Leyland, of course, does his postgame interview before Verlander. When Leyland’s reaction was relayed to Verlander, you could see Verlander genuinely surprised.
“If he wants to be mad, he can be mad,” Verlander said, “but I mean, I wanted to stay in the game. I had a quick inning and I wasn’t trying to play a joke on him. I just wanted to stay in the game. You know he always stands there and sticks out his hand so I figured if I snuck around him he’d let me go back out there.”
If Verlander was trying to send a message, Leyland sent his.
Not much new to report on the Tigers’ rehab front.
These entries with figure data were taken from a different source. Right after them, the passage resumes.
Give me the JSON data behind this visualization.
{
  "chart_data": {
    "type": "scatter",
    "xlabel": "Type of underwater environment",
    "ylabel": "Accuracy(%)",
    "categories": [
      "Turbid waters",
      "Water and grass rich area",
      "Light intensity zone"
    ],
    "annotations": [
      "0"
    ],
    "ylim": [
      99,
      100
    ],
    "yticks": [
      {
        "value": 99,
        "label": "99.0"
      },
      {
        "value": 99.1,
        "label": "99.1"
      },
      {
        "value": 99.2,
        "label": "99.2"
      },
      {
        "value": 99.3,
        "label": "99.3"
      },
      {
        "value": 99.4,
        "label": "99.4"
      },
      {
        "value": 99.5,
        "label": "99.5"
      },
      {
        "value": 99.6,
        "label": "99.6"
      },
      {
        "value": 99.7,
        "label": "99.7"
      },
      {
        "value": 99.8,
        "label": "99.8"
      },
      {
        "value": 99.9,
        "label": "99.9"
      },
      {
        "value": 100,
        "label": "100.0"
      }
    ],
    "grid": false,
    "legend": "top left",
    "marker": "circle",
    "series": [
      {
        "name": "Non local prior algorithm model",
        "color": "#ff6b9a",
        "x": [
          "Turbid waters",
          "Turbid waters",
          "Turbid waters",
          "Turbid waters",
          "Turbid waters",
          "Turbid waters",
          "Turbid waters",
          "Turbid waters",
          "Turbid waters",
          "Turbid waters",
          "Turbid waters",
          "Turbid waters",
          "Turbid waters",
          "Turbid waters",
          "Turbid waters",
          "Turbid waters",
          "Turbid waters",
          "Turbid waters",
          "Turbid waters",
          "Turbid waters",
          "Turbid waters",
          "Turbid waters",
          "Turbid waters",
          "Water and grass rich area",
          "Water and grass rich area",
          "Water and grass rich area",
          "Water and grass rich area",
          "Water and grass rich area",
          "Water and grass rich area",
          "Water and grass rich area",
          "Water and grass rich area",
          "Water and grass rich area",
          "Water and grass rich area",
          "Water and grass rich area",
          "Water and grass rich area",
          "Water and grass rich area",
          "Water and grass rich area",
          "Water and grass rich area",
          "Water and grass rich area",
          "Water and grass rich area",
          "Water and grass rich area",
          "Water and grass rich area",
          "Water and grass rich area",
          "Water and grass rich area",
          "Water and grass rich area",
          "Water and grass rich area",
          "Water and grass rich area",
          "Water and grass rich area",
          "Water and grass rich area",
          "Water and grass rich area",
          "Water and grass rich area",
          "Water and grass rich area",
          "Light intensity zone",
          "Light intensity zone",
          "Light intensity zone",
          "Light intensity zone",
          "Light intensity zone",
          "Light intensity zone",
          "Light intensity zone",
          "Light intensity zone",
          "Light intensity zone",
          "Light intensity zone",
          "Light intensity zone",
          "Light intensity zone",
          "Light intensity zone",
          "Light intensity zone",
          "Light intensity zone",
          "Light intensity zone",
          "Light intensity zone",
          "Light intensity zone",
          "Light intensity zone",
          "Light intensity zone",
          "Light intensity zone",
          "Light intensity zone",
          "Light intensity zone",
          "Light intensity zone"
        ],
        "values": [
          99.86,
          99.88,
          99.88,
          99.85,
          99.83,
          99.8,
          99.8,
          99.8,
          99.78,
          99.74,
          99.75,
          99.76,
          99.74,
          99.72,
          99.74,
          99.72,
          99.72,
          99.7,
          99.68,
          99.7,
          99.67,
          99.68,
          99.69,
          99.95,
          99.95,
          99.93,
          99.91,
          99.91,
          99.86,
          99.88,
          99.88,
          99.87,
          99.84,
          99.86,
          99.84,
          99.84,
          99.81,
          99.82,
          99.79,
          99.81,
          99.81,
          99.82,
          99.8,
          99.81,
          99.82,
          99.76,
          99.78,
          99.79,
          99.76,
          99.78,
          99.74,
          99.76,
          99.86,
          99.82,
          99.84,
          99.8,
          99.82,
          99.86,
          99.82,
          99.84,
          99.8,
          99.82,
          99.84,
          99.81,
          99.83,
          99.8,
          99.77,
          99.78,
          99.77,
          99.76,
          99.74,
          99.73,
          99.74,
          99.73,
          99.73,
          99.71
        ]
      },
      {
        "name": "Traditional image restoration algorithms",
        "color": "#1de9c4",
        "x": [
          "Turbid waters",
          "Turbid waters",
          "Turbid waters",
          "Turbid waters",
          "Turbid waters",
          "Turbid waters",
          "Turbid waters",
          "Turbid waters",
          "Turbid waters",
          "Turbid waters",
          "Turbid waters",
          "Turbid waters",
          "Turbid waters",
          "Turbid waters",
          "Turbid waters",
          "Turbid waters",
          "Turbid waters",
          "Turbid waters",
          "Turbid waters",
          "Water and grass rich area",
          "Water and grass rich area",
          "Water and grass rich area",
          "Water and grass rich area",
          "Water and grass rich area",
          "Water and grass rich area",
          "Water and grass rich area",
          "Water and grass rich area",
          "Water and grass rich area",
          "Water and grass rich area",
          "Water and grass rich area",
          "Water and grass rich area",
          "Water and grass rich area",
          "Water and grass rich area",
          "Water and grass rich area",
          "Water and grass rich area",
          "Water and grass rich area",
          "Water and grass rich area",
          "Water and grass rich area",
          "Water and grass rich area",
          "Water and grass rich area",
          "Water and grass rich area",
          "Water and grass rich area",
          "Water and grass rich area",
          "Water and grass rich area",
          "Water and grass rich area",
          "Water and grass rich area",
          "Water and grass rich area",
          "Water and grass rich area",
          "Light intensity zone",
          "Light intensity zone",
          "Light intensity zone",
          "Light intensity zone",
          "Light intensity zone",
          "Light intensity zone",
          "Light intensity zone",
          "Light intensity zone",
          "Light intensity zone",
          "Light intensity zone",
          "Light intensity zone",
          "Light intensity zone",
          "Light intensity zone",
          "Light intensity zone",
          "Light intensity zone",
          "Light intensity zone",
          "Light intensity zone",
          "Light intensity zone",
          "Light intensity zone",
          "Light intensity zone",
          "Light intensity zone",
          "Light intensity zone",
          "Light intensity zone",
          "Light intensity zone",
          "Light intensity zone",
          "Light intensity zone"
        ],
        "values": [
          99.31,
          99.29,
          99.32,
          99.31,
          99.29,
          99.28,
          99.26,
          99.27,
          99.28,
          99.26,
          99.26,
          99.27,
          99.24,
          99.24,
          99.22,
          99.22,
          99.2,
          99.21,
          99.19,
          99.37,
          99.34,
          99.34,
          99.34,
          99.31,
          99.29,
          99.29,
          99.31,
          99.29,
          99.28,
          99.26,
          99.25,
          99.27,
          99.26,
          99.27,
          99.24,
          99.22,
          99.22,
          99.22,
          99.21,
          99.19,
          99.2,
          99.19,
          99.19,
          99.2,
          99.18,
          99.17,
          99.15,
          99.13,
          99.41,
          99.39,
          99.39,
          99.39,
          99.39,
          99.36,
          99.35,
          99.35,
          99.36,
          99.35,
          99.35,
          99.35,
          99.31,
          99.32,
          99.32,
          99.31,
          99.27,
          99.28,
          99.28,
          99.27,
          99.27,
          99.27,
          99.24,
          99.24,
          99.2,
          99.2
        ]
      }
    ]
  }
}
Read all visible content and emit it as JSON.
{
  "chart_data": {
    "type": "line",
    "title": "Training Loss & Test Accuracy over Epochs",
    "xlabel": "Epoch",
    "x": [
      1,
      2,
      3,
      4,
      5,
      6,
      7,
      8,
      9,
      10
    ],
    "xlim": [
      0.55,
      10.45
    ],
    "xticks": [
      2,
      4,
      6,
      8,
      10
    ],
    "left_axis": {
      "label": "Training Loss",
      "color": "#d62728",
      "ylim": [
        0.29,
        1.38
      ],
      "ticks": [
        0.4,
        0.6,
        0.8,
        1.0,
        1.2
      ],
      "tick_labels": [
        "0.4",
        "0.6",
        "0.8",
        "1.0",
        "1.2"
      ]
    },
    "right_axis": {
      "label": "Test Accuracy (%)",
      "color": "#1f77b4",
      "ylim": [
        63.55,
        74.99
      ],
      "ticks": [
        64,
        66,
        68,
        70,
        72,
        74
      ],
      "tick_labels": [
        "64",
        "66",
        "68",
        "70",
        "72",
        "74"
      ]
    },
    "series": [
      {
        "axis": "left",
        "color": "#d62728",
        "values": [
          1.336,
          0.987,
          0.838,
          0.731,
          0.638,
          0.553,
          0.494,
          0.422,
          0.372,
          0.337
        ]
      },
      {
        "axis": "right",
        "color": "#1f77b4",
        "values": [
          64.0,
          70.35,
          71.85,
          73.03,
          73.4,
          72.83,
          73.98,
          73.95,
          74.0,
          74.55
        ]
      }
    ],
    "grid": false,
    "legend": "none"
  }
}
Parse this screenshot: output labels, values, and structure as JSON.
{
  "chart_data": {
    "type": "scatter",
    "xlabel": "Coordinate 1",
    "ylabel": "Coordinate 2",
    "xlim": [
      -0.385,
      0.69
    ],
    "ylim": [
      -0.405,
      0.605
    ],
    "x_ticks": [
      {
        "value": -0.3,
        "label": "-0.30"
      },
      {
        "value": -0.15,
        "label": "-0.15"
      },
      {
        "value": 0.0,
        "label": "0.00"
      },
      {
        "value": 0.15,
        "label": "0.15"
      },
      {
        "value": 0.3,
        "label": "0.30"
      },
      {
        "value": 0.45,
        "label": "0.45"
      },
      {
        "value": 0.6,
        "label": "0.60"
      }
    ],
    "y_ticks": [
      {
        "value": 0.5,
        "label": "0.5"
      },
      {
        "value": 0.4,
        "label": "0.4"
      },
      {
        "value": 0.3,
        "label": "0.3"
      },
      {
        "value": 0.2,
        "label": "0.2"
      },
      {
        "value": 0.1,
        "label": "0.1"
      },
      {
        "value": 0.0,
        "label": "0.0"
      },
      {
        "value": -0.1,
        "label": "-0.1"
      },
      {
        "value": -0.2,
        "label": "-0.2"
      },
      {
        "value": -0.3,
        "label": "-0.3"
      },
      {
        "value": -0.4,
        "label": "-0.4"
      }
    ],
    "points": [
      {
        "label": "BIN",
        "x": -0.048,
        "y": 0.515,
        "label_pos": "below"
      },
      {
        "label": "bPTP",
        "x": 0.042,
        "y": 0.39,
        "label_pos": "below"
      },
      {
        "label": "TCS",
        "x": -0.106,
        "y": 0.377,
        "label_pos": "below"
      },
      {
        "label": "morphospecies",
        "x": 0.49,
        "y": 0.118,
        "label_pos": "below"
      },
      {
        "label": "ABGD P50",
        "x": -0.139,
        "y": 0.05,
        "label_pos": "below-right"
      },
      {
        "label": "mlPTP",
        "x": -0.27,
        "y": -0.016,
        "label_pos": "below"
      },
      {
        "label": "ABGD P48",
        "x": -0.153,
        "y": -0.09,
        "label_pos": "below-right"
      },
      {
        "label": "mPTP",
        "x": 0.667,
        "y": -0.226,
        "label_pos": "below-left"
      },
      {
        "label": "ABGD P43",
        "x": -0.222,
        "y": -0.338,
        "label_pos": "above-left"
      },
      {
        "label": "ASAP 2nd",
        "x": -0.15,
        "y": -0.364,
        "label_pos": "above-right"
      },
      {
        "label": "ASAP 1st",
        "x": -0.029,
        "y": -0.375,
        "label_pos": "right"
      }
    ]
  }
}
Austin Jackson took batting practice with the team again on Friday, but there was no discussion about an impending rehab assignment. I’m sure that’s frustrating for Tigers fans, but the team medical staff wants to be sure when he gets going again that he’s at minimal risk of re-injuring his left hamstring.
The choices are about to get tougher for the Tigers as far as where to send him, because all three nearby minor-league teams are going to be on the road for a good chunk of next week. The Toledo Mud Hens begin a nine-day road trip Saturday, so Jackson would be in Rochester or Syracuse with the team if he went on assignment with them next week. The Erie SeaWolves are home for the weekend, then take off for Portland (Maine) and New Hampshire. West Michigan is home through Monday, then will be in Midland for three games against the Great Lakes Loons.
As for Octavio Dotel (remember him?), he still has to progress to the point where he can begin a rehab assignment. He hasn’t thrown a mound session in a couple days, but is still pain-free and working out in Lakeland according to head athletic trainer Kevin Rand. Dotel has missed a month and a half now with right elbow inflammation.